Âgée de 50 ans et cofondatrice du Mouvement alternatif pour les libertés individuelles (MALI), Lachgar était détenue depuis son interpellation en août 2025. Ses avocats indiquent qu’elle a été maintenue à l’isolement à la prison d’El Arjat près de Rabat et soulignent la gravité de son état de santé, plaidant en vain pour une remise en liberté provisoire avant le verdict.
Au fond, la défense a soutenu que le visuel du tee-shirt relevait d’une action militante et d’une opinion politique protégée par la liberté d’expression, et non d’une intention d’outrage au culte. Le tribunal a néanmoins retenu l’infraction « d’atteinte à l’islam », assortissant la peine d’une amende (MAD 50 000). Plusieurs médias ayant couvert l’audience ont confirmé la durée de 30 mois.
Le jugement a suscité de vives réactions. Des organisations de défense des droits humains y voient un précédent inquiétant pour la liberté d’expression et la protection des libertés individuelles au Maroc, tandis que d’autres voix estiment que l’activiste a franchi une « ligne rouge » en matière de respect du religieux. Des dépêches internationales ont également fait état de l’émoi suscité par l’affaire.

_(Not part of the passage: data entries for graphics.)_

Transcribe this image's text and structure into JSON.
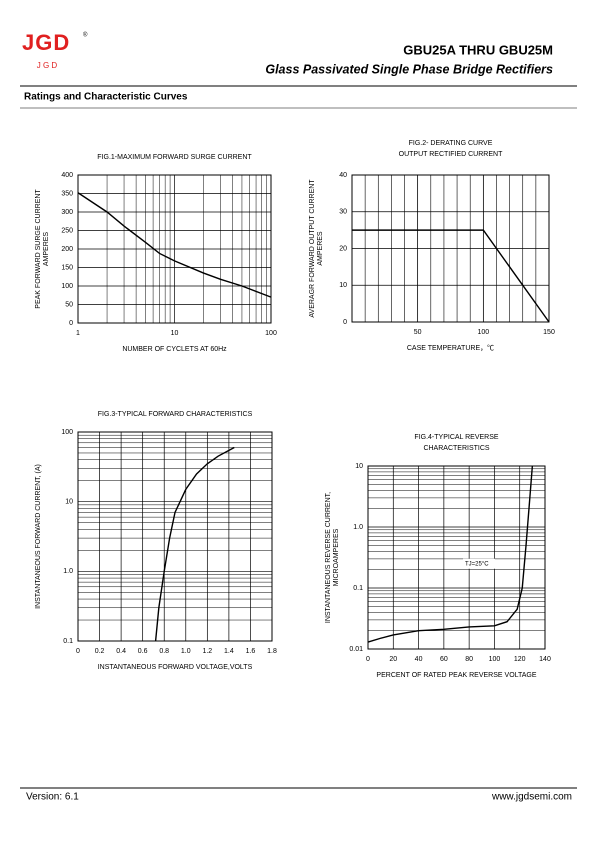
{
  "header": {
    "logo": "JGD",
    "logo_mark": "®",
    "logo_sub": "J G D",
    "title": "GBU25A THRU GBU25M",
    "subtitle": "Glass Passivated Single Phase Bridge Rectifiers"
  },
  "section": "Ratings and Characteristic Curves",
  "chart_data": [
    {
      "type": "line",
      "title": [
        "FIG.1-MAXIMUM FORWARD SURGE CURRENT"
      ],
      "y_label": [
        "PEAK FORWARD SURGE CURRENT",
        "AMPERES"
      ],
      "x_label": "NUMBER OF CYCLETS AT 60Hz",
      "xscale": "log",
      "xlim": [
        1,
        100
      ],
      "xticks": [
        1,
        10,
        100
      ],
      "ylim": [
        0,
        400
      ],
      "yticks": [
        0,
        50,
        100,
        150,
        200,
        250,
        300,
        350,
        400
      ],
      "grid": true,
      "color": "#000000",
      "x": [
        1,
        2,
        3,
        5,
        7,
        10,
        20,
        30,
        50,
        100
      ],
      "values": [
        352,
        300,
        262,
        218,
        188,
        168,
        135,
        118,
        100,
        70
      ]
    },
    {
      "type": "line",
      "title": [
        "FIG.2- DERATING CURVE",
        "OUTPUT RECTIFIED CURRENT"
      ],
      "y_label": [
        "AVERAGR  FORWARD  OUTPUT CURRENT",
        "AMPERES"
      ],
      "x_label": "CASE TEMPERATURE，℃",
      "xlim": [
        0,
        150
      ],
      "xticks": [
        50,
        100,
        150
      ],
      "xgrid": [
        10,
        20,
        30,
        40,
        50,
        60,
        70,
        80,
        90,
        100,
        110,
        120,
        130,
        140
      ],
      "ylim": [
        0,
        40
      ],
      "yticks": [
        0,
        10,
        20,
        30,
        40
      ],
      "grid": true,
      "color": "#000000",
      "x": [
        0,
        100,
        150
      ],
      "values": [
        25,
        25,
        0
      ]
    },
    {
      "type": "line",
      "title": [
        "FIG.3-TYPICAL FORWARD CHARACTERISTICS"
      ],
      "y_label": [
        "INSTANTANEOUS FORWARD CURRENT, (A)"
      ],
      "x_label": "INSTANTANEOUS FORWARD VOLTAGE,VOLTS",
      "xlim": [
        0,
        1.8
      ],
      "xticks": [
        0,
        0.2,
        0.4,
        0.6,
        0.8,
        {
          "value": 1,
          "label": "1.0"
        },
        1.2,
        1.4,
        1.6,
        1.8
      ],
      "yscale": "log",
      "ylim": [
        0.1,
        100
      ],
      "yticks": [
        0.1,
        {
          "value": 1,
          "label": "1.0"
        },
        10,
        100
      ],
      "grid": true,
      "color": "#000000",
      "x": [
        0.72,
        0.75,
        0.8,
        0.85,
        0.9,
        1.0,
        1.1,
        1.2,
        1.3,
        1.45
      ],
      "values": [
        0.1,
        0.3,
        1,
        3,
        7,
        15,
        25,
        35,
        45,
        60
      ]
    },
    {
      "type": "line",
      "title": [
        "FIG.4-TYPICAL REVERSE",
        "CHARACTERISTICS"
      ],
      "y_label": [
        "INSTANTANEOUS  REVERSE  CURRENT,",
        "MICROAMPERES"
      ],
      "x_label": "PERCENT OF RATED PEAK REVERSE VOLTAGE",
      "annotation": "TJ=25°C",
      "xlim": [
        0,
        140
      ],
      "xticks": [
        0,
        20,
        40,
        60,
        80,
        100,
        120,
        140
      ],
      "yscale": "log",
      "ylim": [
        0.01,
        10
      ],
      "yticks": [
        0.01,
        0.1,
        {
          "value": 1,
          "label": "1.0"
        },
        10
      ],
      "grid": true,
      "color": "#000000",
      "x": [
        0,
        10,
        20,
        40,
        60,
        80,
        100,
        110,
        118,
        122,
        125,
        128,
        130
      ],
      "values": [
        0.013,
        0.015,
        0.017,
        0.02,
        0.021,
        0.023,
        0.024,
        0.028,
        0.045,
        0.1,
        0.5,
        3,
        10
      ]
    }
  ],
  "footer": {
    "version": "Version: 6.1",
    "url": "www.jgdsemi.com"
  }
}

Sur le plan juridique, l’affaire ravive le débat récurrent autour des textes pénaux encadrant les « atteintes à la religion ». Ces dispositions permettent des peines de prison et des amendes lorsque l’infraction est commise publiquement, notamment via les réseaux sociaux. Les commentateurs rappellent qu’elles coexistent avec des garanties constitutionnelles de liberté d’opinion, engendrant une zone de tension interprétative que met en lumière ce verdict. (Analyse déduite des sources citées.)
La prochaine étape se jouera devant la cour d’appel, où l’équipe de défense compte contester à la fois la qualification pénale et la sévérité de la sanction, en invoquant l’état de santé de la prévenue et la protection de l’expression militante. D’ici là, le cas Lachgar continuera d’alimenter un débat de société sur l’équilibre entre libertés publiques, sensibilité religieuse et ordre public dans le Royaume.